While Menzies campaigned against socialism, he insisted that the Liberals should not be branded as a party of reactionaries. In his 1944 speech to the representatives of the 14 groups that were brought together to form the Liberal Party he said, ‘There is no room in Australia for a party of reaction. There is no useful place for a policy of negation.’

Peter Dutton has adopted a strategy that rejects that wisdom – as did Tony Abbott. But Abbott’s success was due less to his own negative strategy than to the self-destructive leadership battles of Kevin Rudd and Julia Gillard. There is nothing to suggest the present Labor Government is likely to forget those events and repeat them.

Dutton sees his role not as gathering together and in some cases re-uniting the various groups that might constitute a successful Liberal Party so much as battling to unite those who are still members of it. Following his party’s extraordinary loss of the Victorian seat of Aston he said, ‘I have one test of my leadership, whether we can keep the party together’.

But he seems prepared to do that by keeping just the rump of the party together and dispensing with those who do not accept his leadership – that is, his policies and his strategy. Unity will come, it seems, by reducing the size of his party, and by marginalising and in some cases humiliating those who cannot be directly controlled.

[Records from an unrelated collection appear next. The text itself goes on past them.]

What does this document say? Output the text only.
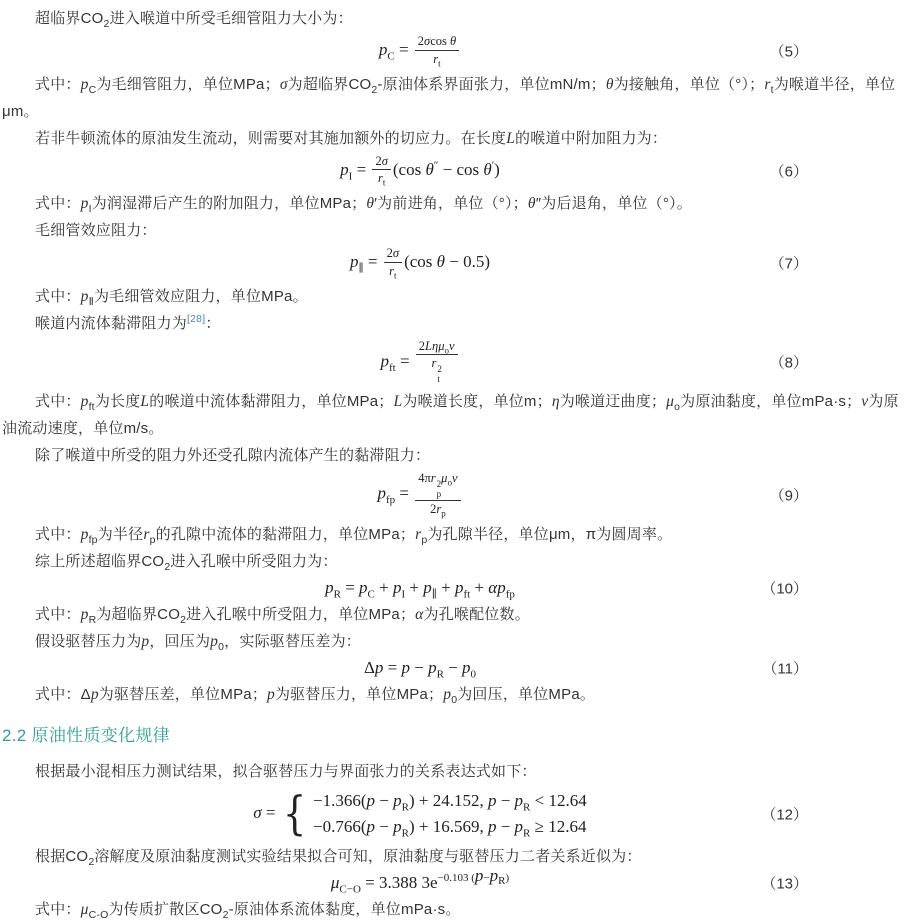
超临界$CO_2$进入喉道中所受毛细管阻力大小为：

$p_C = \frac{\text{2σcos θ}}{r_t}$	（5）

式中：$p_C$为毛细管阻力，单位MPa；σ为超临界$CO_2-$原油体系界面张力，单位mN/m；θ为接触角，单位（°）；$r_t$为喉道半径，单位μm。

若非牛顿流体的原油发生流动，则需要对其施加额外的切应力。在长度L的喉道中附加阻力为：

$p_I = \frac{2\sigma}{r_t} (\cos$ θ″ − cos θ′)	（6）

式中：$p_I$为润湿滞后产生的附加阻力，单位MPa；θ′为前进角，单位（°）；θ″为后退角，单位（°）。

毛细管效应阻力：

$p_\parallel = \frac{2\sigma}{r_t} (\cos$ θ − 0.5)	（7）

式中：$p_Ⅱ$为毛细管效应阻力，单位MPa。

喉道内流体黏滞阻力为[28]：

$p_{ft} = 2L\eta\mu_ov$
r 2
t	（8）

式中：$p_{ft}$为长度L的喉道中流体黏滞阻力，单位MPa；L为喉道长度，单位m；η为喉道迂曲度；$\mu_o$为原油黏度，单位mPa·s；v为原油流动速度，单位m/s。

除了喉道中所受的阻力外还受孔隙内流体产生的黏滞阻力：

$p_{fp} = 4\pi r$ 2
p
$\mu_ov$
$2r_p$	（9）

式中：$p_{fp}$为半径$r_p$的孔隙中流体的黏滞阻力，单位MPa；$r_p$为孔隙半径，单位μm，π为圆周率。

综上所述超临界$CO_2$进入孔喉中所受阻力为：

$p_R = p_C + p_I + p_\parallel + p_{ft} + \alpha p_{fp}$	（10）

式中：$p_R$为超临界$CO_2$进入孔喉中所受阻力，单位MPa；α为孔喉配位数。

假设驱替压力为p，回压为$p_0$，实际驱替压差为：

$\Delta p = p - p_R - p_0$	（11）

式中：Δp为驱替压差，单位MPa；p为驱替压力，单位MPa；$p_0$为回压，单位MPa。

2.2 原油性质变化规律

根据最小混相压力测试结果，拟合驱替压力与界面张力的关系表达式如下：

σ = { $-1.366(p - p_R) + 24.152$, $p - p_R < 12.64$
$-0.766(p - p_R) + 16.569$, $p - p_R \ge 12.64$
（12）

根据$CO_2$溶解度及原油黏度测试实验结果拟合可知，原油黏度与驱替压力二者关系近似为：

$\mu_{C-O} = 3.388$ $3e^{-0.103 (p-p_R)}$	（13）

式中：$\mu_{C-O}$为传质扩散区$CO_2-$原油体系流体黏度，单位mPa·s。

For example, he gives the impression that he has no regrets about the resignation from the Liberal Party of the former Minister for Indigenous Affairs, Ken Wyatt, the first Aboriginal man elected to the House of Representatives. That came after he pushed his ‘Vote No’ policy through first his shadow Cabinet, then his shadow ministry and finally a meeting of his parliamentary party.

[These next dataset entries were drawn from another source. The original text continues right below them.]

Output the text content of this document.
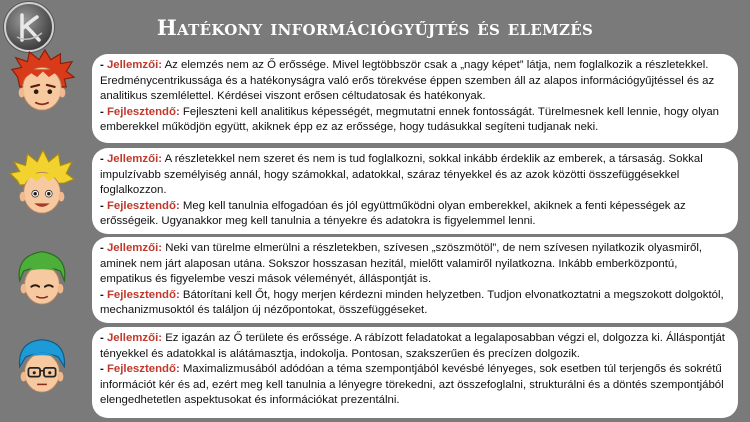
Hatékony információgyűjtés és elemzés

- Jellemzői: Az elemzés nem az Ő erőssége. Mivel legtöbbször csak a „nagy képet” látja, nem foglalkozik a részletekkel. Eredménycentrikussága és a hatékonyságra való erős törekvése éppen szemben áll az alapos információgyűjtéssel és az analitikus szemlélettel. Kérdései viszont erősen céltudatosak és hatékonyak.

- Fejlesztendő: Fejleszteni kell analitikus képességét, megmutatni ennek fontosságát. Türelmesnek kell lennie, hogy olyan emberekkel működjön együtt, akiknek épp ez az erőssége, hogy tudásukkal segíteni tudjanak neki.

- Jellemzői: A részletekkel nem szeret és nem is tud foglalkozni, sokkal inkább érdeklik az emberek, a társaság. Sokkal impulzívabb személyiség annál, hogy számokkal, adatokkal, száraz tényekkel és az azok közötti összefüggésekkel foglalkozzon.

- Fejlesztendő: Meg kell tanulnia elfogadóan és jól együttműködni olyan emberekkel, akiknek a fenti képességek az erősségeik. Ugyanakkor meg kell tanulnia a tényekre és adatokra is figyelemmel lenni.

- Jellemzői: Neki van türelme elmerülni a részletekben, szívesen „szöszmötöl”, de nem szívesen nyilatkozik olyasmiről, aminek nem járt alaposan utána. Sokszor hosszasan hezitál, mielőtt valamiről nyilatkozna. Inkább emberközpontú, empatikus és figyelembe veszi mások véleményét, álláspontját is.

- Fejlesztendő: Bátorítani kell Őt, hogy merjen kérdezni minden helyzetben. Tudjon elvonatkoztatni a megszokott dolgoktól, mechanizmusoktól és találjon új nézőpontokat, összefüggéseket.

- Jellemzői: Ez igazán az Ő területe és erőssége. A rábízott feladatokat a legalaposabban végzi el, dolgozza ki. Álláspontját tényekkel és adatokkal is alátámasztja, indokolja. Pontosan, szakszerűen és precízen dolgozik.

- Fejlesztendő: Maximalizmusából adódóan a téma szempontjából kevésbé lényeges, sok esetben túl terjengős és sokrétű információt kér és ad, ezért meg kell tanulnia a lényegre törekedni, azt összefoglalni, strukturálni és a döntés szempontjából elengedhetetlen aspektusokat és információkat prezentálni.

Significantly, he also demanded that shadow cabinet members, including Julian Leeser and Senator Simon Birmingham, must not advocate a ‘Yes’ vote. Leeser is the shadow minister for Indigenous Australians while Birmingham is the Liberal leader in the Senate and the leading ‘small l’ Liberal in the Dutton pack. Some Liberal backbenchers will be supporting the ‘Yes’ case in the referendum while others say they will remain silent.

Dutton’s stance on the referendum will be welcome by the fringe parties on the far right, including One Nation, but it will do nothing to strengthen the Liberal Party. It can only further antagonise those of its supporters who intend to vote ‘yes’ and might be inclined to align themselves with the Teals.

While Menzies created a new Liberal Party by building a coalition of forces, Dutton’s drive for unity can only result in a party which casts off members and reduces its appeal to the electorate.

The advocacy of a ‘no’ vote will certainly appeal to those older voters who are uncomfortable with ‘welcome to country’ performances and announcements that have become all pervasive in recent years. It is unlikely, however, that they were ever part of the majority that the public opinion polls suggest currently support a ‘yes’ vote.

Back in 1943, Menzies changed his party’s name to help consolidate the anti-Labor organisations. Dutton is keeping the name but seems to be aiming to change the party that Menzies created.